Farnworth and Kearsley First is a local political party to represent the views of the towns of Farnworth and Kearsley in the Metropolitan Borough of Bolton, Greater Manchester, England. It currently has three elected councillors.

==History==
The party received confirmation of its official party status from the Electoral Commission on 13 September 2017. The party won its first seat to Bolton Council by winning a by-election on 8 March 2018. Two months later, the party won two more seats in the 2018 Bolton Council election. In the 2019 Bolton Council election, the party won two further seats.

After the 2019 local election, the incumbent Labour elected 24 elected councillors, losing their majority on the council that they had maintained since 2011, and the leadership that they had maintained since 2006.

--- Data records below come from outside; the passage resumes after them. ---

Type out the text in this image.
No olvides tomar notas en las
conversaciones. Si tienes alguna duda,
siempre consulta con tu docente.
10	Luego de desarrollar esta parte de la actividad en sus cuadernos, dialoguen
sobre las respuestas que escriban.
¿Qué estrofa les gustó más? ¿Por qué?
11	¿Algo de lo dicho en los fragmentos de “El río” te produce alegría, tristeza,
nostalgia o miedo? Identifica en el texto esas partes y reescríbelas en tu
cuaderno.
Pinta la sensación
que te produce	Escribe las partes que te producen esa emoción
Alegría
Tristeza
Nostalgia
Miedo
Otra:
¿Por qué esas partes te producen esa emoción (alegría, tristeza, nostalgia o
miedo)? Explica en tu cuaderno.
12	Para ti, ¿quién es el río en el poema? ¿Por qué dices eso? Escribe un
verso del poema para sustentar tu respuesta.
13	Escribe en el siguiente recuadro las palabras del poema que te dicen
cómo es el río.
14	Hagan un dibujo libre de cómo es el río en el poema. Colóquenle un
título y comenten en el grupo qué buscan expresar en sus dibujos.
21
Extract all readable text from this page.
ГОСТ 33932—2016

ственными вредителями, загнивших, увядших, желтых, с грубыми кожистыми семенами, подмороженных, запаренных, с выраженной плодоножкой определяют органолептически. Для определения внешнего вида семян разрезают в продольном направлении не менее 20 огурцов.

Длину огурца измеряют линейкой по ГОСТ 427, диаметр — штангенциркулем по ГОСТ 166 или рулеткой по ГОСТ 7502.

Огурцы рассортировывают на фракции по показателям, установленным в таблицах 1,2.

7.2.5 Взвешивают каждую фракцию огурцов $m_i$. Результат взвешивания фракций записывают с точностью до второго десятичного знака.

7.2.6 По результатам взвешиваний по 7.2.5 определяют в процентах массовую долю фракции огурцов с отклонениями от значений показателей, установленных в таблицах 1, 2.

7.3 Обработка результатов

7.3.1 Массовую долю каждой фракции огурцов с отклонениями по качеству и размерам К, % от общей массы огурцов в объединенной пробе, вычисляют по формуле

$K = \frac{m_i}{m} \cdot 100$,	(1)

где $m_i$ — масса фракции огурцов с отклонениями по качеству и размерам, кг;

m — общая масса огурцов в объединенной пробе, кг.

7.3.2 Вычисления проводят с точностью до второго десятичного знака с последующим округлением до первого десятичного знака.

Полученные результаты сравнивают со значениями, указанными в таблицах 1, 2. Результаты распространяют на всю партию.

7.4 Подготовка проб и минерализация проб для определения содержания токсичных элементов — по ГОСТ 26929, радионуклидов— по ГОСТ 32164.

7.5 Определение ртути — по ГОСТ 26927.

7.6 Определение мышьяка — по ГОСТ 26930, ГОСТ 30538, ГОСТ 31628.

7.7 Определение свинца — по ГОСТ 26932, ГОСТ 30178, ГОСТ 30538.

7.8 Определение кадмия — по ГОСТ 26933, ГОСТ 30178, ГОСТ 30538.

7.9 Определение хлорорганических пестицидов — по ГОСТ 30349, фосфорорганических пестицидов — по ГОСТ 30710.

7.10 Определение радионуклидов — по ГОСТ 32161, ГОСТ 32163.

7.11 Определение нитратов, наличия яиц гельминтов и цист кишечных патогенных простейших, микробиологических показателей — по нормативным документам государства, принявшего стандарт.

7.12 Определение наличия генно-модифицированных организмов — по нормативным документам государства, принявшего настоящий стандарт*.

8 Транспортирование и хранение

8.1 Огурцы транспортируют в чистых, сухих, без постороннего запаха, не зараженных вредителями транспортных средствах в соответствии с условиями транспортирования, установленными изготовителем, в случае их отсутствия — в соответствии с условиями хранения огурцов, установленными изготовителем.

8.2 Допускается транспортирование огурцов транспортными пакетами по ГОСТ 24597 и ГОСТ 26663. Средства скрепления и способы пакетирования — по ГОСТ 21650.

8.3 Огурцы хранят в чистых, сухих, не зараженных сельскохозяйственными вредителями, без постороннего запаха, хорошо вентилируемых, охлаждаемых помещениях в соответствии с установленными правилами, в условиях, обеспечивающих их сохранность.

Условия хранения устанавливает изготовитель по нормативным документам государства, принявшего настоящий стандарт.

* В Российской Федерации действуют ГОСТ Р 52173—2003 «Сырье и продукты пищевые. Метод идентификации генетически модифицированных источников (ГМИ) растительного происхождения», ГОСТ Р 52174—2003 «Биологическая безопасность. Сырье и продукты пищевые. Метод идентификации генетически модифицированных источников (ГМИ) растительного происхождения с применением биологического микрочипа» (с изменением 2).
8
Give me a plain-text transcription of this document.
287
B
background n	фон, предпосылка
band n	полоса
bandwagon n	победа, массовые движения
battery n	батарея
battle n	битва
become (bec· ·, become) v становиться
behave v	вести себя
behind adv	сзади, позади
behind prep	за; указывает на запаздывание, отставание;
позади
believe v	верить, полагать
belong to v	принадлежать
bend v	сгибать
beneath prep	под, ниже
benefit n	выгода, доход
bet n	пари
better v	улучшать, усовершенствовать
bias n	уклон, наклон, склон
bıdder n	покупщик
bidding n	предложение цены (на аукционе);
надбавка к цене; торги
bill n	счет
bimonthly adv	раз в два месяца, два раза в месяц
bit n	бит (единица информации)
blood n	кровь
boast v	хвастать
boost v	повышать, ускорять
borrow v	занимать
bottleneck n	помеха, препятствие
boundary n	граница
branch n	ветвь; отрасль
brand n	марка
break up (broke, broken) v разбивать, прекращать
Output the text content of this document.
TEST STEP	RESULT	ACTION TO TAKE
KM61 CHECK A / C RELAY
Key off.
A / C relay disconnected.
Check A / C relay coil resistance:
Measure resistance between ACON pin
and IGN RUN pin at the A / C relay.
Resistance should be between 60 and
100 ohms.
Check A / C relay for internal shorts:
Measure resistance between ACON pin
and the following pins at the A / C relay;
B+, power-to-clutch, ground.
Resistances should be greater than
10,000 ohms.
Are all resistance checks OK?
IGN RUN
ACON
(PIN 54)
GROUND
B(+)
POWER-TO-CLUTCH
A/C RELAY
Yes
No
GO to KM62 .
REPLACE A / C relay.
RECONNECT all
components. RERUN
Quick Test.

Farnworth and Kearsley First agreed with the six Liberal Democrats councillors, three UKIP councillors and two Horwich & Blackrod First Independents councillors, to provide a confidence and supply agreement with the Conservative Party who have 20 elected councillors.

In 2020, one of the party's founding members, Paul Heslop, left the party after "'struggling' with the party's direction", starting a new party called "One Kearsley". In the 2023 Bolton local elections Heslop's party won 3 seats, with Farnworth and Kersley First having been reduced to 2 seats. Paul Heslop resigned on 2 October 2023, and Farnworth and Kearsley First won back the vacant Kearsley seat on 16 November 2023, giving the party three serving councillors covering both Farnworth and Kearsley towns. In the May 2026 election, the party lost in the three seats it contested, leaving it with three seats.